According to the press release shared by the EU Parliament, “this regulation aims to ensure that fundamental rights, democracy, the rule of law and environmental sustainability are protected from high risk AI, while boosting innovation.” Accordingly, the MEPs arrived at an agreement on the following decisions.
Biometrics, social scoring, prohibited: Co-legislators banned the following “applications” of AI to protect citizens’ rights and democracy –
- biometric categorisation systems that use sensitive characteristics (e.g. political, religious, philosophical beliefs, sexual orientation, race);
- untargeted scraping of facial images from the internet or CCTV footage to create facial recognition databases;
- emotion recognition in the workplace and educational institutions;
- social scoring based on social behaviour or personal characteristics;
- AI systems that manipulate human behaviour to circumvent their free will;
- AI used to exploit the vulnerabilities of people (due to their age, disability, social or economic situation).
Some exemptions to biometrics in policing: Countries agreed on exempting law enforcement agencies from the biometrics identification systems ban in publicly accessible spaces. Negotiators came up with lists of crime for which authorities can ask for a judicial authorisation to use biometric systems. MEPs also drew a distinction between “post-remote” and “real time” biometric identification wherein the former would be used “strictly in the targeted search of a person convicted or suspected of having committed a serious crime.” Meanwhile, “real-time” biometric identification “would comply with strict conditions and its use would be limited in time and location, for the purposes of:
- targeted searches of victims (abduction, trafficking, sexual exploitation),
- prevention of a specific and present terrorist threat, or
- the localisation or identification of a person suspected of having committed one of the specific crimes mentioned in the regulation (e.g. terrorism, trafficking, sexual exploitation, murder, kidnapping, rape, armed robbery, participation in a criminal organisation, environmental crime).”
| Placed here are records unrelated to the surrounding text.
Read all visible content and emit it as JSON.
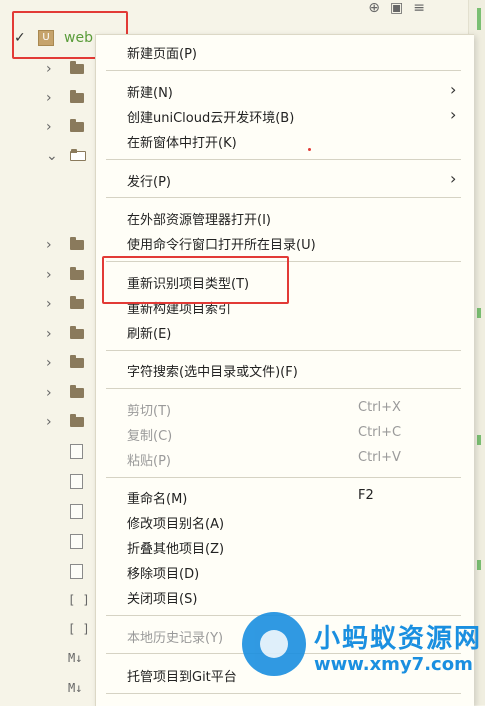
{
  "tree": {
    "root_label": "web",
    "root_check": "✓",
    "project_icon_letter": "U",
    "top_icons": [
      "target-icon",
      "save-icon",
      "menu-icon"
    ]
  },
  "menu": {
    "items": [
      {
        "label": "新建页面(P)"
      },
      {
        "label": "新建(N)",
        "has_submenu": true
      },
      {
        "label": "创建uniCloud云开发环境(B)",
        "has_submenu": true
      },
      {
        "label": "在新窗体中打开(K)"
      },
      {
        "label": "发行(P)",
        "has_submenu": true
      },
      {
        "label": "在外部资源管理器打开(I)"
      },
      {
        "label": "使用命令行窗口打开所在目录(U)"
      },
      {
        "label": "重新识别项目类型(T)"
      },
      {
        "label": "重新构建项目索引"
      },
      {
        "label": "刷新(E)"
      },
      {
        "label": "字符搜索(选中目录或文件)(F)"
      },
      {
        "label": "剪切(T)",
        "shortcut": "Ctrl+X",
        "disabled": true
      },
      {
        "label": "复制(C)",
        "shortcut": "Ctrl+C",
        "disabled": true
      },
      {
        "label": "粘贴(P)",
        "shortcut": "Ctrl+V",
        "disabled": true
      },
      {
        "label": "重命名(M)",
        "shortcut": "F2"
      },
      {
        "label": "修改项目别名(A)"
      },
      {
        "label": "折叠其他项目(Z)"
      },
      {
        "label": "移除项目(D)"
      },
      {
        "label": "关闭项目(S)"
      },
      {
        "label": "本地历史记录(Y)",
        "disabled": true
      },
      {
        "label": "托管项目到Git平台"
      }
    ]
  },
  "watermark": {
    "line1": "小蚂蚁资源网",
    "line2": "www.xmy7.com"
  },
  "colors": {
    "highlight_box": "#e23a36",
    "project_name": "#5a9c3a",
    "watermark": "#1a8fe0"
  }
}
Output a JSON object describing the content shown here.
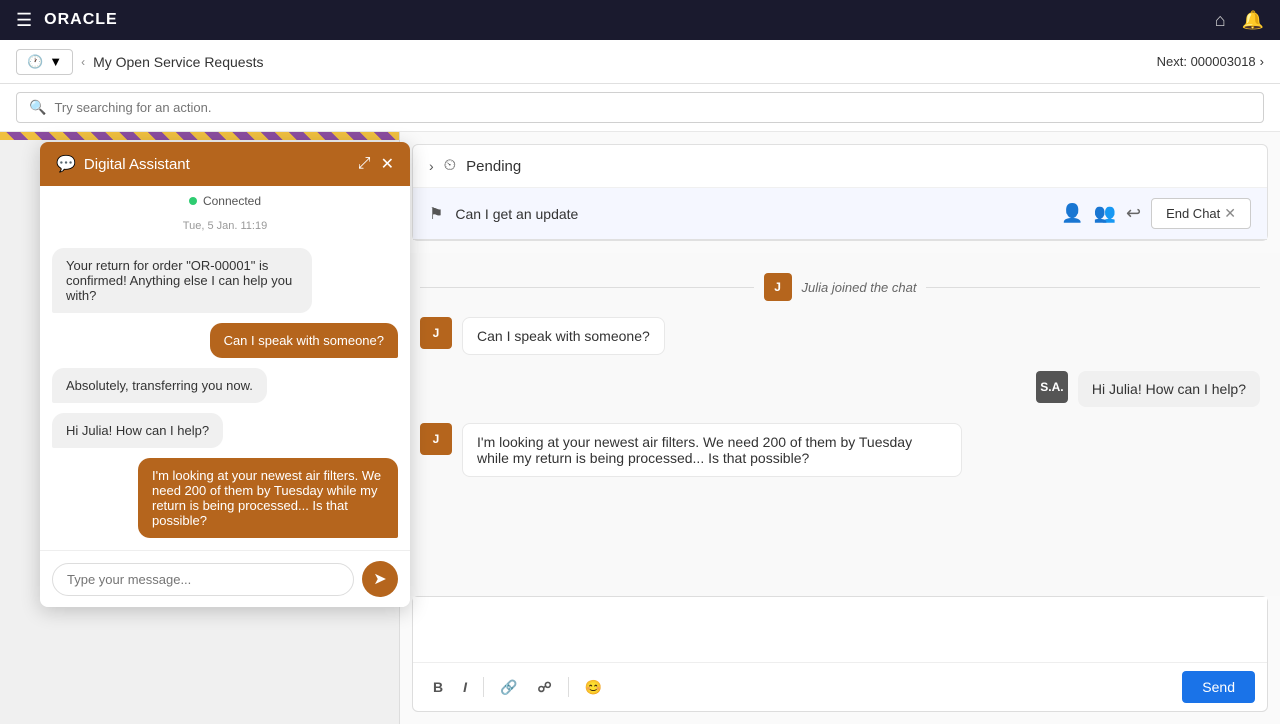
{
  "topNav": {
    "logo": "ORACLE",
    "hamburger": "≡"
  },
  "subNav": {
    "title": "My Open Service Requests",
    "leftArrow": "‹",
    "nextLabel": "Next: 000003018",
    "nextArrow": "›"
  },
  "search": {
    "placeholder": "Try searching for an action."
  },
  "digitalAssistant": {
    "title": "Digital Assistant",
    "status": "Connected",
    "timestamp": "Tue, 5 Jan. 11:19",
    "messages": [
      {
        "type": "bot",
        "text": "Your return for order \"OR-00001\" is confirmed! Anything else I can help you with?"
      },
      {
        "type": "user",
        "text": "Can I speak with someone?"
      },
      {
        "type": "bot",
        "text": "Absolutely, transferring you now."
      },
      {
        "type": "bot",
        "text": "Hi Julia! How can I help?"
      },
      {
        "type": "user",
        "text": "I'm looking at your newest air filters. We need 200 of them by Tuesday while my return is being processed... Is that possible?"
      }
    ],
    "inputPlaceholder": "Type your message...",
    "minimizeIcon": "⤢",
    "closeIcon": "✕"
  },
  "pending": {
    "title": "Pending"
  },
  "chatHeader": {
    "updateText": "Can I get an update",
    "endChatLabel": "End Chat"
  },
  "chatMessages": [
    {
      "type": "join",
      "text": "Julia joined the chat",
      "avatarLabel": "J"
    },
    {
      "type": "customer",
      "text": "Can I speak with someone?",
      "avatarLabel": "J"
    },
    {
      "type": "agent",
      "text": "Hi Julia! How can I help?",
      "avatarLabel": "S.A."
    },
    {
      "type": "customer",
      "text": "I'm looking at your newest air filters. We need 200 of them by Tuesday while my return is being processed... Is that possible?",
      "avatarLabel": "J"
    }
  ],
  "chatToolbar": {
    "boldLabel": "B",
    "italicLabel": "I",
    "linkLabel": "🔗",
    "unlinkLabel": "⛓",
    "emojiLabel": "😊",
    "sendLabel": "Send"
  }
}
Citizens can demand explanation for AI use: Citizens will have a right to “launch complaints about AI systems and receive explanations about decisions based on high-risk AI systems that impact their rights.” MEPs also agreed on mandatory fundamental rights impact assessment for AI systems classified as high-risk.
Guardrails for general artificial intelligence systems: General-purpose AI (GPAI) systems will have to adhere to transparency requirements as initially proposed by Parliament like, technical documentation, compliance with EU copyright law and dissemination of detailed summaries about the content used for training.
For high-impact GPAI models with systemic risk, entities will have to conduct model evaluations, assess and mitigate systemic risks, conduct adversarial testing, report to the Commission on serious incidents, ensure cybersecurity and report on their energy efficiency.
Penalties ranging from 35 million to 7.5 million euros: Countries agreed that non-compliance with the rules can lead to “fines ranging from 35 million euro or 7% of global turnover to 7.5 million or 1.5 % of turnover, depending on the infringement and size of the company.”
Earlier in November, more than 30 European digital industry representatives signed a joint statement voicing concern about the potential over-regulation of AI in the EU through the AI Act. In it, representatives had asked the EU to consider a risk-based approach to AI regulation while considering the Bill’s conflicts with existing legislation in various sectors. It is unclear whether these concerns were considered by the MEPs prior to the agreement.